Lopez is being inducted in the business category.
Lopez has served since July 2001 as San Joaquin County's administrator, the top staff person for the county government. Before that, Lopez had served in a variety of other government positions including public works director and assistant public works director for San Joaquin County.
Lopez was born in Los Angeles County, but grew up and attended high school in Selma. He earned his engineering degree at California State University, Fresno, and then worked as a deputy city engineer for the City of Fresno.
Elena Diaz Molina
Molina is being inducted in the education category.
Molina was born in French Camp and attended Stockton schools, graduating from Edison High School. She earned her bachelor's and master's degrees at National University and completed her school administration credential at University of the Pacific. She has served in many positions during her career, including as a principal and assistant principal in Stockton Unified and as an instructor at the university level.
She was inducted in 1996 into the Edison High School Hall of Fame.
Arturo E. Ocampo
Ocampo is being inducted in the law and justice category.
Ocampo was born in Mexicali, Mexico, but grew up the son of migrant farm workers in Salinas. He earned his law degree at the University of California, Boalt School of Law and then went to work for the California Rural Legal Assistance office in Stockton. There, he spent 15 years advocating for the rights of farm workers and immigrants.
Ocampo then served almost a decade as the director of diversity for the Evergreen Community College District in San Jose before coming back to Stockton to become the first Latino ever hired as an assistant provost at University of the Pacific. He held that position until this year.
Thomas A. Sanchez
Sanchez is being inducted in the community service category.

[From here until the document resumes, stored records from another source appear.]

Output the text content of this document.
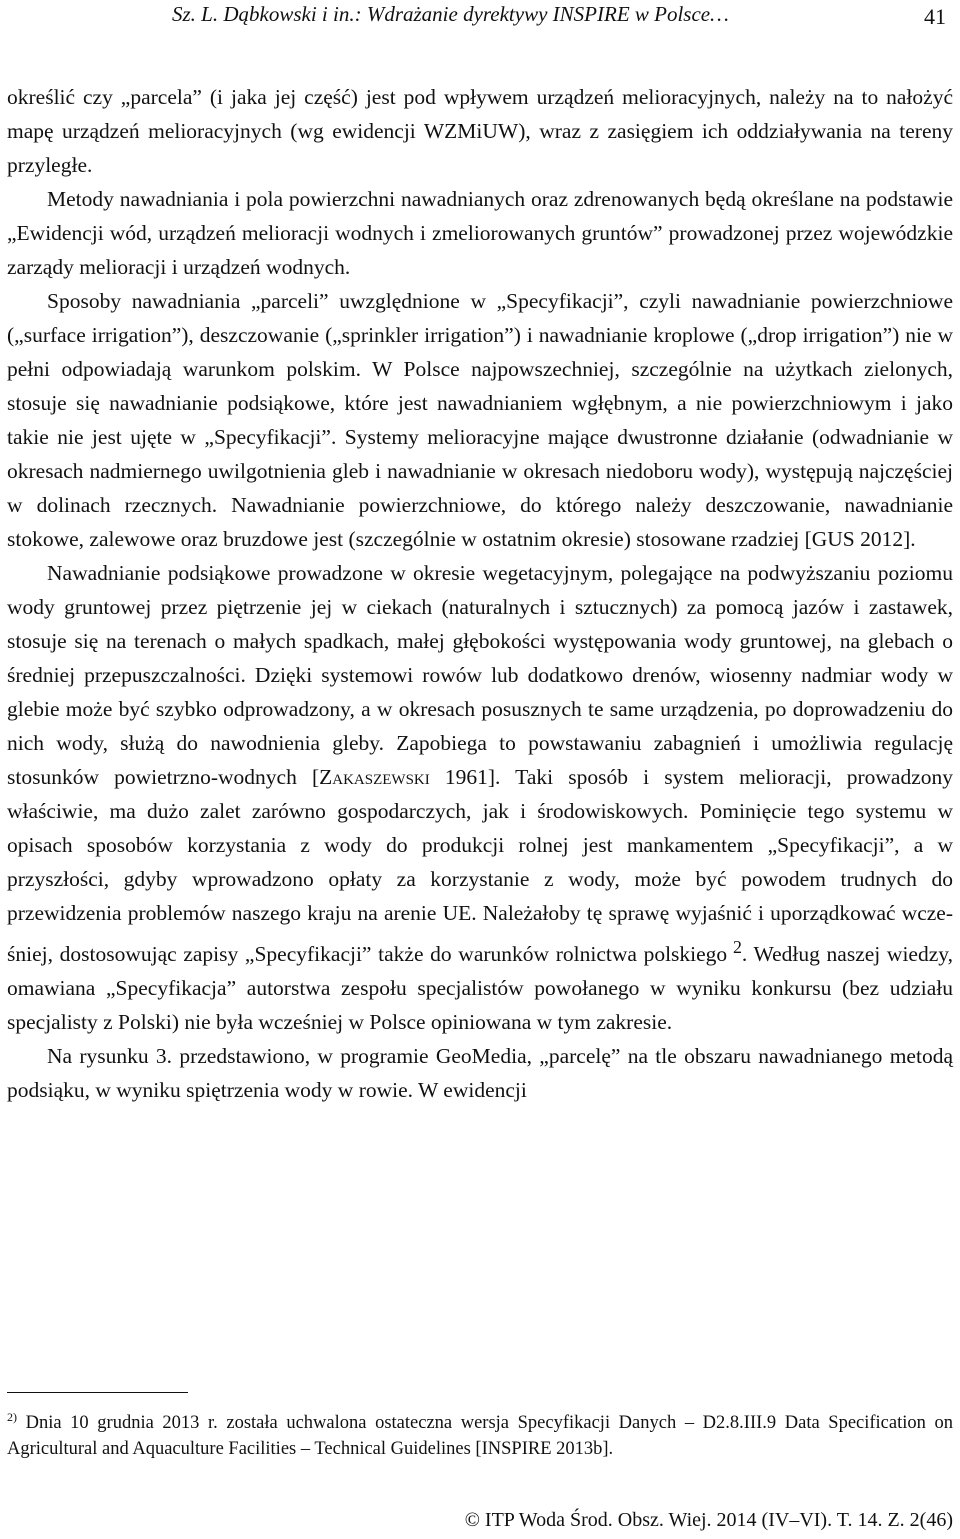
Sz. L. Dąbkowski i in.: Wdrażanie dyrektywy INSPIRE w Polsce…	41

określić czy „parcela” (i jaka jej część) jest pod wpływem urządzeń melioracyjnych, należy na to nałożyć mapę urządzeń melioracyjnych (wg ewidencji WZMiUW), wraz z zasięgiem ich oddziaływania na tereny przyległe.

Metody nawadniania i pola powierzchni nawadnianych oraz zdrenowanych będą określane na podstawie „Ewidencji wód, urządzeń melioracji wodnych i zmeliorowanych gruntów” prowadzonej przez wojewódzkie zarządy melioracji i urządzeń wodnych.

Sposoby nawadniania „parceli” uwzględnione w „Specyfikacji”, czyli nawadnianie powierzchniowe („surface irrigation”), deszczowanie („sprinkler irrigation”) i nawadnianie kroplowe („drop irrigation”) nie w pełni odpowiadają warunkom polskim. W Polsce najpowszechniej, szczególnie na użytkach zielonych, stosuje się nawadnianie podsiąkowe, które jest nawadnianiem wgłębnym, a nie powierzchniowym i jako takie nie jest ujęte w „Specyfikacji”. Systemy melioracyjne mające dwustronne działanie (odwadnianie w okresach nadmiernego uwilgotnienia gleb i nawadnianie w okresach niedoboru wody), występują najczęściej w dolinach rzecznych. Nawadnianie powierzchniowe, do którego należy deszczowanie, nawadnianie stokowe, zalewowe oraz bruzdowe jest (szczególnie w ostatnim okresie) stosowane rzadziej [GUS 2012].

Nawadnianie podsiąkowe prowadzone w okresie wegetacyjnym, polegające na podwyższaniu poziomu wody gruntowej przez piętrzenie jej w ciekach (naturalnych i sztucznych) za pomocą jazów i zastawek, stosuje się na terenach o małych spadkach, małej głębokości występowania wody gruntowej, na glebach o średniej przepuszczalności. Dzięki systemowi rowów lub dodatkowo drenów, wiosenny nadmiar wody w glebie może być szybko odprowadzony, a w okresach posusznych te same urządzenia, po doprowadzeniu do nich wody, służą do nawodnienia gleby. Zapobiega to powstawaniu zabagnień i umożliwia regulację stosunków powietrzno-wodnych [Zakaszewski 1961]. Taki sposób i system melioracji, prowadzony właściwie, ma dużo zalet zarówno gospodarczych, jak i środowiskowych. Pominięcie tego systemu w opisach sposobów korzystania z wody do produkcji rolnej jest mankamentem „Specyfikacji”, a w przyszłości, gdyby wprowadzono opłaty za korzystanie z wody, może być powodem trudnych do przewidzenia problemów naszego kraju na arenie UE. Należałoby tę sprawę wyjaśnić i uporządkować wcześniej, dostosowując zapisy „Specyfikacji” także do warunków rolnictwa polskiego $^2$. Według naszej wiedzy, omawiana „Specyfikacja” autorstwa zespołu specjalistów powołanego w wyniku konkursu (bez udziału specjalisty z Polski) nie była wcześniej w Polsce opiniowana w tym zakresie.

Na rysunku 3. przedstawiono, w programie GeoMedia, „parcelę” na tle obszaru nawadnianego metodą podsiąku, w wyniku spiętrzenia wody w rowie. W ewidencji

$^{2)}$ Dnia 10 grudnia 2013 r. została uchwalona ostateczna wersja Specyfikacji Danych – D2.8.III.9 Data Specification on Agricultural and Aquaculture Facilities – Technical Guidelines [INSPIRE 2013b].
© ITP Woda Środ. Obsz. Wiej. 2014 (IV–VI). T. 14. Z. 2(46)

Sanchez was born in Tracy and grew up in Acampo. He graduated from Lodi High School and earned his bachelor's degree at San Francisco State University. He began his career as a drug abuse counselor in San Francisco and later served as executive director of the Boys and Girls Club of Santa Clara County.
Later, Sanchez became involved in the solid waste industry, eventually rising to be an area director of business development for Waste Management Inc. He volunteers his time with a number of community organizations, coaches youth soccer, and is on the board of the Lodi Chamber of Commerce.